Scott Morrison car vehicle hydrogen
(Image: AAP/William West)

If you were wondering whether Australia’s media has learnt anything from the last election, these past few days have given us the answer: no. No, they have not. 

Take Sunday night’s television news: Albanese following up Friday’s long-awaited climate change policy with an education offering, wrapped in a soft campaign launch for “A better future”; Morrison fanboying racing cars in Bathurst, stumbling over his “windscreen not rear-view mirror” talking point for the day.

Wondering which got the best coverage? Don’t. If you’ve been paying attention, you already know — it was Morrison visuals all the way down, the 2019 election action man redux, subtweeting electrical vehicles with the roar of internal combustion on the way through. 

Or take the media’s eagerness over the weekend to jump on board with the anonymous sources leaking the “Berejiklian for Warringah” stunt, trampling over concerns about the Coalition’s women’s issues which just last Friday threatened to become this summer’s no-hose-holding moment.

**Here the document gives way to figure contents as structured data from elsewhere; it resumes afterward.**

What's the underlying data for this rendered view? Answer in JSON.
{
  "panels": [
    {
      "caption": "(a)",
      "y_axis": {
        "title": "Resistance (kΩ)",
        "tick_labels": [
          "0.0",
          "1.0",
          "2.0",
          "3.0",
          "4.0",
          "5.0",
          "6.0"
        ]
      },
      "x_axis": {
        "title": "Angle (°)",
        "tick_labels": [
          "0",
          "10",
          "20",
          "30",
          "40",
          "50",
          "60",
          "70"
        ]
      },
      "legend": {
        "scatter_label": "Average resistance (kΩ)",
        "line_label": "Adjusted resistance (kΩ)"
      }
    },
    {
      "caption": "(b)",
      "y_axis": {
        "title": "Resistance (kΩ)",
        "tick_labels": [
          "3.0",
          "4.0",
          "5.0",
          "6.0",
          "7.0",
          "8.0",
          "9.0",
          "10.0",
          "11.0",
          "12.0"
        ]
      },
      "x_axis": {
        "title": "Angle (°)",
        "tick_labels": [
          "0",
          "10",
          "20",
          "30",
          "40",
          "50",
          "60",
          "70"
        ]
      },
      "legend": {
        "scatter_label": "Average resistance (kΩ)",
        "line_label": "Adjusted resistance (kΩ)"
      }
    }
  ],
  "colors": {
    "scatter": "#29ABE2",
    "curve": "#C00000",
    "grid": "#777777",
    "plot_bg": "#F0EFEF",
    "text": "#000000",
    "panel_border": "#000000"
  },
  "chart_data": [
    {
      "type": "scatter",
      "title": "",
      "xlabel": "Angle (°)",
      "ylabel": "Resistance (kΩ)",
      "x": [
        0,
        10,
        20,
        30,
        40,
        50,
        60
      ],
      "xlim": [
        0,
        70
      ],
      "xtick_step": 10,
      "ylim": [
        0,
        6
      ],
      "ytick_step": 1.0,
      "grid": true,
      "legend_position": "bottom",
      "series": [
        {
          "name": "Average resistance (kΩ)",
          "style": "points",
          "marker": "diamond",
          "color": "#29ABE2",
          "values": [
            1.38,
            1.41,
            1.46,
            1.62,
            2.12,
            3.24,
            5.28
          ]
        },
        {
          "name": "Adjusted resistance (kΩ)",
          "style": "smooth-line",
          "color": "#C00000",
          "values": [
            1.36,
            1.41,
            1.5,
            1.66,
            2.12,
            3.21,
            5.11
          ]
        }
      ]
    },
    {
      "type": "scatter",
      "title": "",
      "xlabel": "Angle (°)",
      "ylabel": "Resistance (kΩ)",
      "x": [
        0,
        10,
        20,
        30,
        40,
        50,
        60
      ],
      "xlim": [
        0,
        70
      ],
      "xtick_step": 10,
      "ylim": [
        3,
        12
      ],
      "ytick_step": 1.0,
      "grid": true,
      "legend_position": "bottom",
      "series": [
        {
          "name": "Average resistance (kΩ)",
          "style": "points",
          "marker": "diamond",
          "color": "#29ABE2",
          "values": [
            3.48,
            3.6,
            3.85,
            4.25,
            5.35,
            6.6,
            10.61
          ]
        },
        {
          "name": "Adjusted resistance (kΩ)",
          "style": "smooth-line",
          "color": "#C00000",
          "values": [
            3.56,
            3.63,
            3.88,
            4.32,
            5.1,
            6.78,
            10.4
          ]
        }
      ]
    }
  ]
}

It’s not the fault of individual journalists in Australia’s political press corps. They churned out plenty of strong reporting and analysis of Labor’s climate plans. The Morrison government’s entire “women’s problem” came out of the deep digging by individual reporters over the past 18 months.

And as Morrison himself apparently admitted to new Nine CEO MIke Sneesby, the company’s analysts and commentators are hurting him — and he’s “grumpy, not furious” about it. He shouldn’t worry. Most of this commentary is safely hidden behind paywalls, well away from his target audience.

No, it’s not so much the reporters. It’s the business model.

We’ve long understood that, when it comes to politics, the financial imperative of drawing audiences means news media have to be as entertaining as they are useful, as the late Anthony Downs (he died just two months ago) wrote in his still-essential 1956 text, An Economic Theory of Democracy.

Trouble is, in the age of viral memes and clickbait, business survival has driven the ad-supported mass media (the media that most voters see) to prioritise the giggling entertaining moment over the responsibility to give voters (that’s us!) the useful information they need. It substitutes a patchwork of populist imagery, punchy media grabs and gotcha questioning for the contest of policy-driven ideas that is the (theoretical, at least) purpose of news media in a democratic society.

Let’s be honest: a deliberately dorky middle-aged man hanging on for dear life as a speeding car rollercoasters around Bathurst’s Panorama circuit is far more visually entertaining — funny, even — than, say, Albanese’s sober presentation of policy (his schmick new glasses notwithstanding!). But unless you’re prepared to decode the semiotics of it all, its utility to voters is approximately — um, add one, carry the two — nil.

Traditional journalistic practice struggles. “Both sides-ism” is hammered in so deep that Australia’s media are just not equipped to report this sort of asymmetric politics. 

The Washington Post last week brought data analytics to the job in a “sentiment analysis” of more than 200,000 reports from 65 news websites to compare the media’s treatment of Biden and Trump when each was president. Shockingly, they found that Trump was both more reported and reported more favourably than Biden.  

The right wing media (like the Murdochs’ New York Post) were predictably negative. But so, too, were the non-aligned media like Politico and even progressive voices like HuffPost and Salon.

Analysing the outcome, senior columnist Dana Milbank pointed to asymmetry: “Biden governs under traditional norms, while Republicans run a shocking campaign to delegitimise him with one fabricated charge after another.”

Translated to Australia: Albanese (and Shorten in the 2019 campaign before him) have to figure out how to run a traditional (albeit small-target) campaign against the unashamedly “pants on fire” Liberal and National Parties. And the media need to figure out how to report that fairly in the public interest.

Milbank points to two more problematic reactions: “Perhaps journalists, pressured by Trump’s complaints about the press, pulled punches. Perhaps media outlets, after losing the readership and viewership Trump brought, think tough coverage will generate interest.”

Same, again, in Australia. The conservatives work the refs harder than Labor (as Morrison did on Sneesby last week). And they’ve got an added weapon: they know they can rely on News Corp to work over the rest of the news media on their behalf.